Challenger banks like Starling and Monzo have already embraced the idea of modular as can be seen in their newly launched digital marketplaces that all work within their own platform. Last year, Starling initiated the first wave of financial service providers into its retail marketplace, offering its customers in-app access to a range of additional services from third-party insurers, pension providers, investment platforms and mortgage brokers. The bank has extended its marketplace approach to its 20,000 small business customers with products that include loyalty and receipts, mortgages, savings, investments and insurance.

Unsurprisingly, Monzo did not sit still, and this year also launched services from third parties to its two million UK customers. This isn’t a mere fad to keep up with its challenger rival—in fact, many industry experts agree this is the only way forward for these modern banks. The Financial Times stated that this shift to a marketplace model could be the sole way of making challenger banks profitable,at least for those that aren't doing substantial amounts of their own lending.

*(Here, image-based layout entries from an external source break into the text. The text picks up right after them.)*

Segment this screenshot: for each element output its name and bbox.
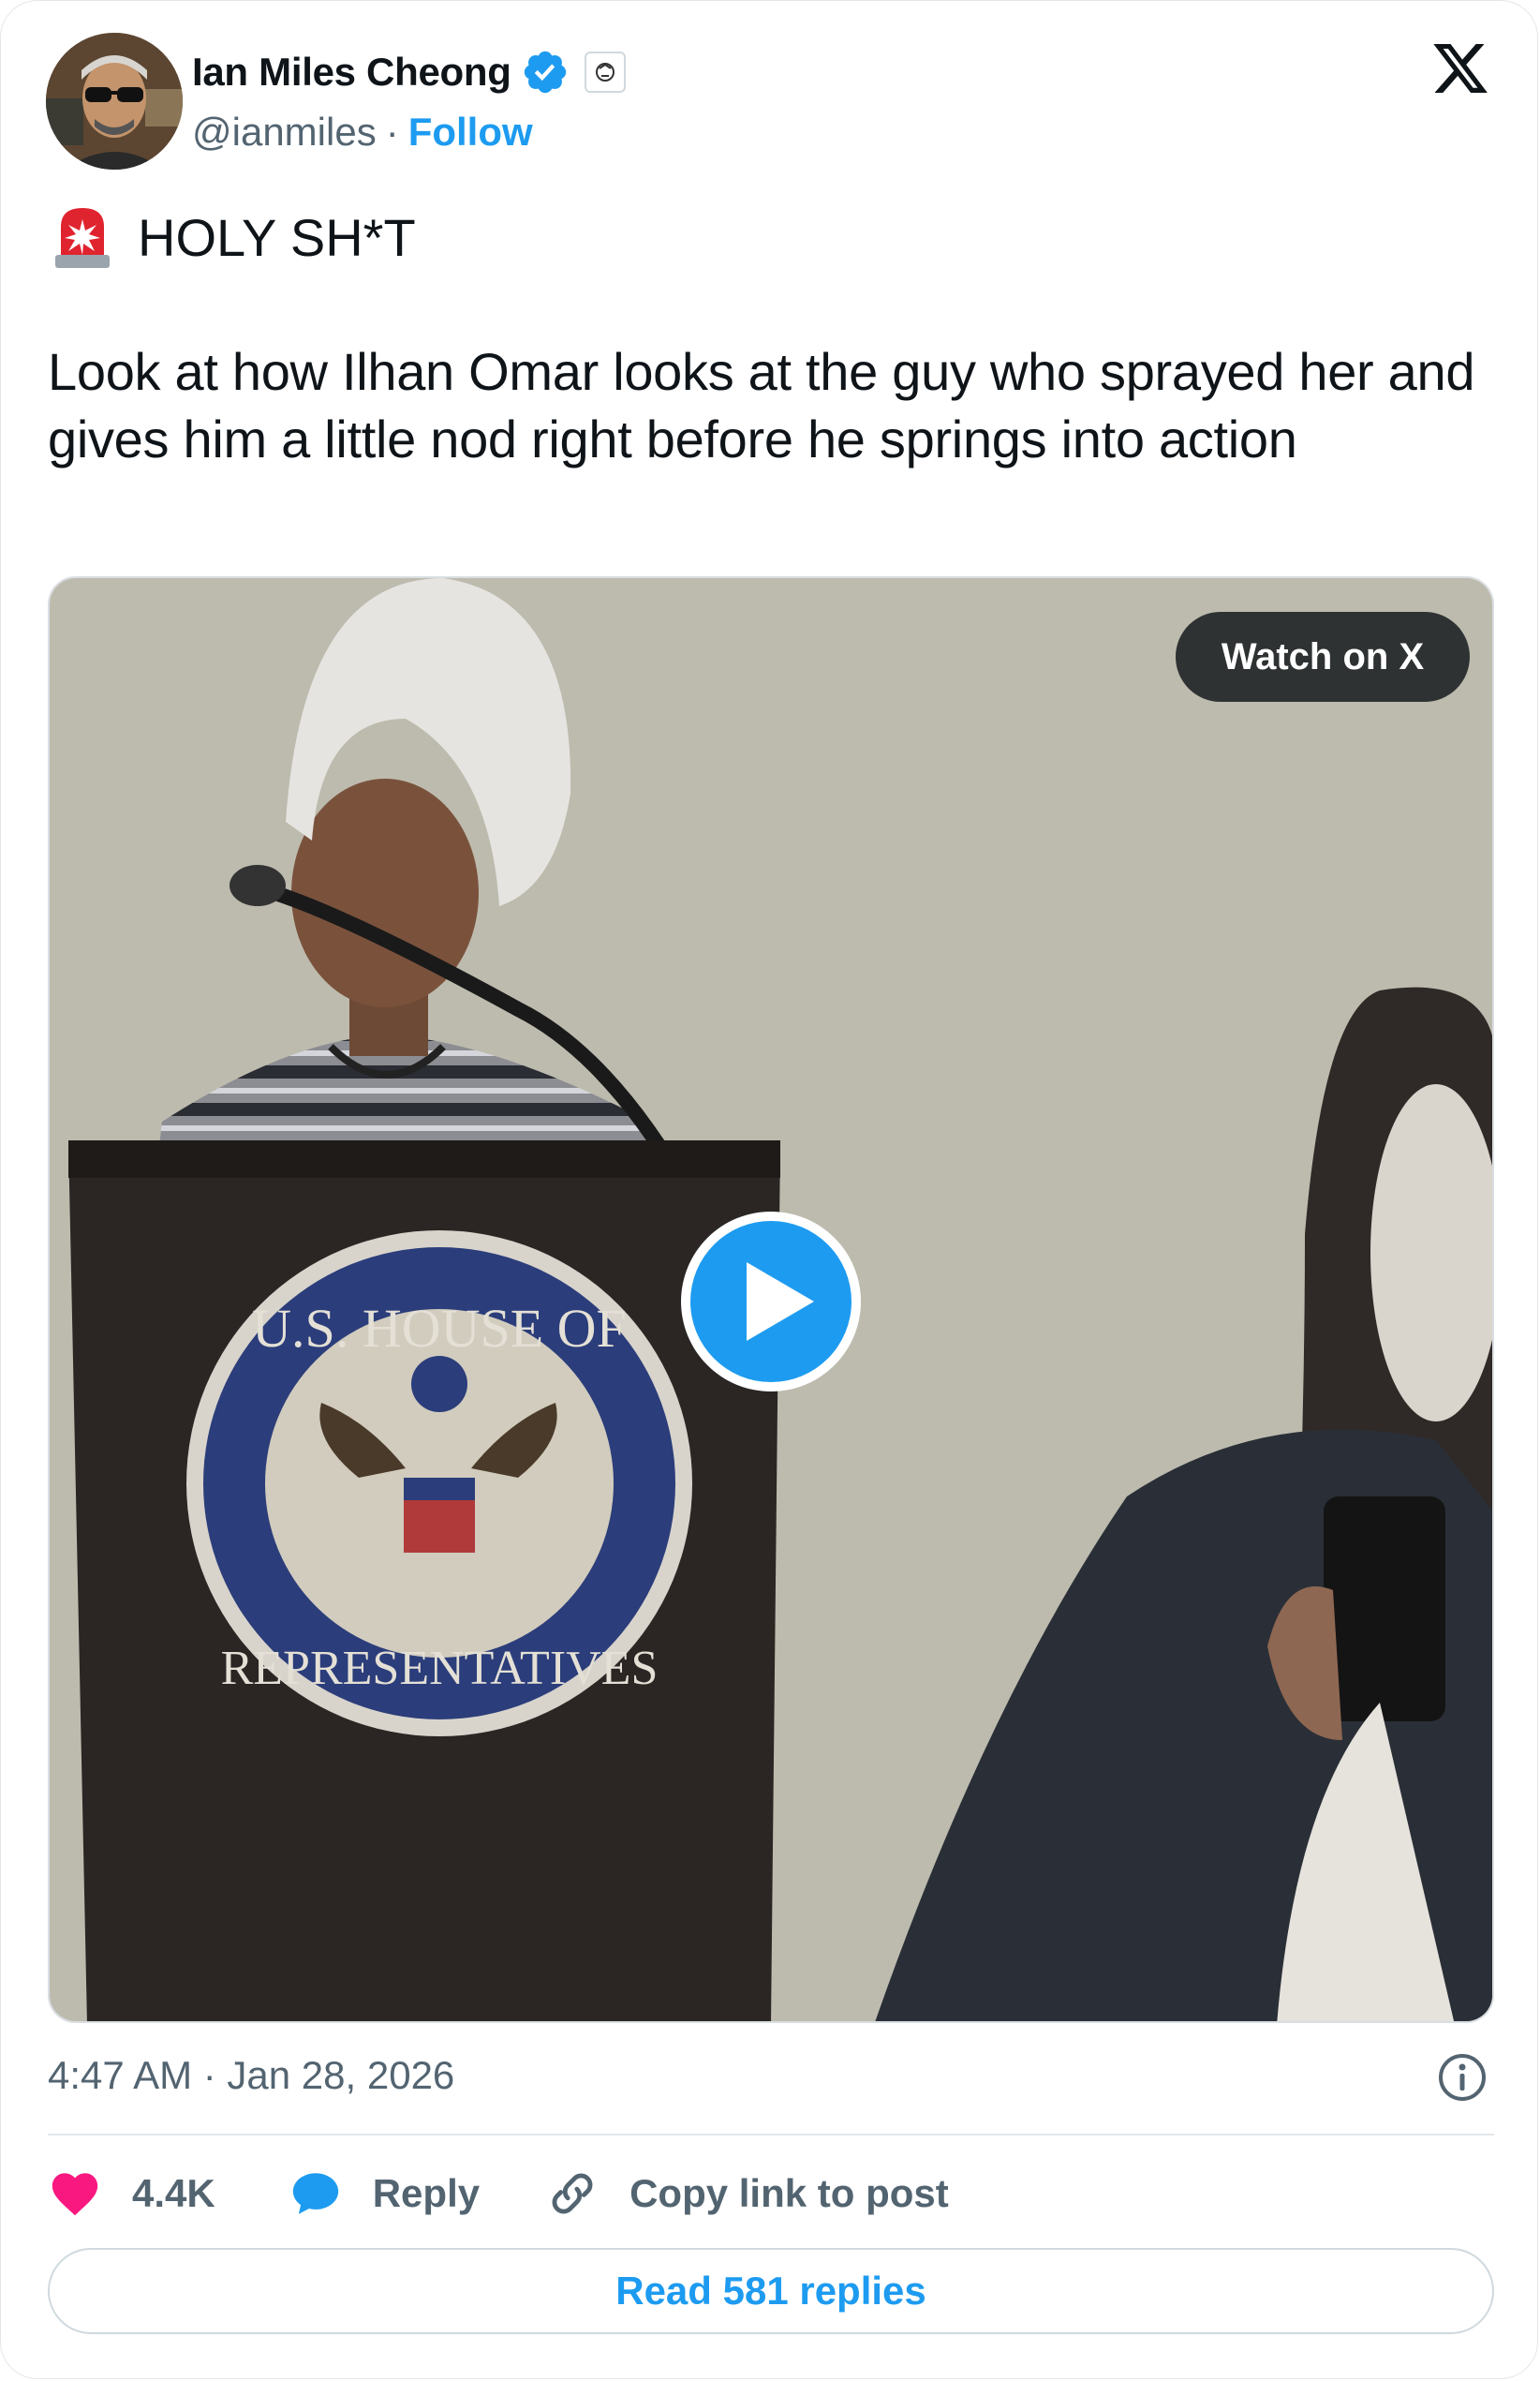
reply-label: Reply	[372, 2171, 481, 2215]
like-count: 4.4K	[132, 2171, 215, 2215]
info-icon[interactable]	[1436, 2051, 1488, 2104]
verified-badge-icon	[524, 51, 566, 94]
divider	[48, 2134, 1494, 2135]
post-body: Look at how Ilhan Omar looks at the guy …	[48, 342, 1475, 469]
post-timestamp[interactable]: 4:47 AM · Jan 28, 2026	[48, 2047, 454, 2104]
link-icon	[552, 2173, 593, 2214]
tweet-card: Ian Miles Cheong @ianmiles · Follow HOLY…	[0, 0, 1538, 2379]
x-logo-icon[interactable]	[1429, 38, 1492, 98]
copy-link-label: Copy link to post	[629, 2171, 949, 2215]
reply-bubble-icon	[292, 2173, 338, 2214]
avatar[interactable]	[46, 33, 183, 170]
author-handle[interactable]: @ianmiles	[192, 110, 377, 155]
copy-link-button[interactable]: Copy link to post	[545, 2166, 949, 2221]
seal-text-top: U.S. HOUSE OF	[252, 1298, 627, 1359]
read-replies-button[interactable]: Read 581 replies	[48, 2248, 1494, 2334]
reply-button[interactable]: Reply	[289, 2166, 480, 2221]
play-icon[interactable]	[677, 1208, 865, 1395]
separator: ·	[385, 110, 399, 154]
watch-on-x-button[interactable]: Watch on X	[1176, 612, 1470, 702]
affiliate-badge-icon[interactable]	[584, 52, 626, 93]
author-name[interactable]: Ian Miles Cheong	[192, 50, 511, 95]
siren-icon	[55, 208, 110, 268]
seal-text-bottom: REPRESENTATIVES	[221, 1642, 659, 1695]
follow-button[interactable]: Follow	[408, 110, 533, 155]
post-headline: HOLY SH*T	[138, 207, 416, 267]
like-button[interactable]: 4.4K	[48, 2166, 215, 2221]
heart-icon	[52, 2173, 98, 2216]
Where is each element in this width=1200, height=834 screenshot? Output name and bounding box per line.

These marketplaces represent modular in action. Added services that are helping to strengthen these challenger’s offerings, but only possible thanks to the ability to update without ripping apart their existing applications. This adds even more weight to the argument that a modular approach is the best way forward. Not only does modular enable the technical progress that will make banking more seamless and tailored to individuals’ needs, fintechs must adopt modular technology if they want to succeed.

Fintech 2.0

Modular technology should be causing alarm for incumbent banks. This approach will once again level the financial services playing field, as fintechs gain an advantage to counter the big pockets of their competition. The bigger banks will need to adopt modular tech to keep up, or risk innovation famine thanks to their legacy infrastructure.

As a result, it is likely that the incumbent banks will look to develop new platforms or repurpose existing infrastructure to keep up with the changing market. The latter, however, could result in efficiency and security issues that are disruptive for customers, all probable when updating an existing network. Similarly, developing new networks is a costly business for industry titans. Nevertheless, modular is going to be used by fintechs and banks alike as they look to innovate.

Most of all, modular will keep challengers innovating. Soon, this technology will provide fintech and payment innovators with the tools to compete in new ways with legacy players and overhaul a value chain where services and functionality are more accessible and tailored than ever before.

Modular technology will ‘reboot’ the fintech world—a sequel to the last few years of innovation, one that will drive a wealth of new products and services in both B2C and B2B markets.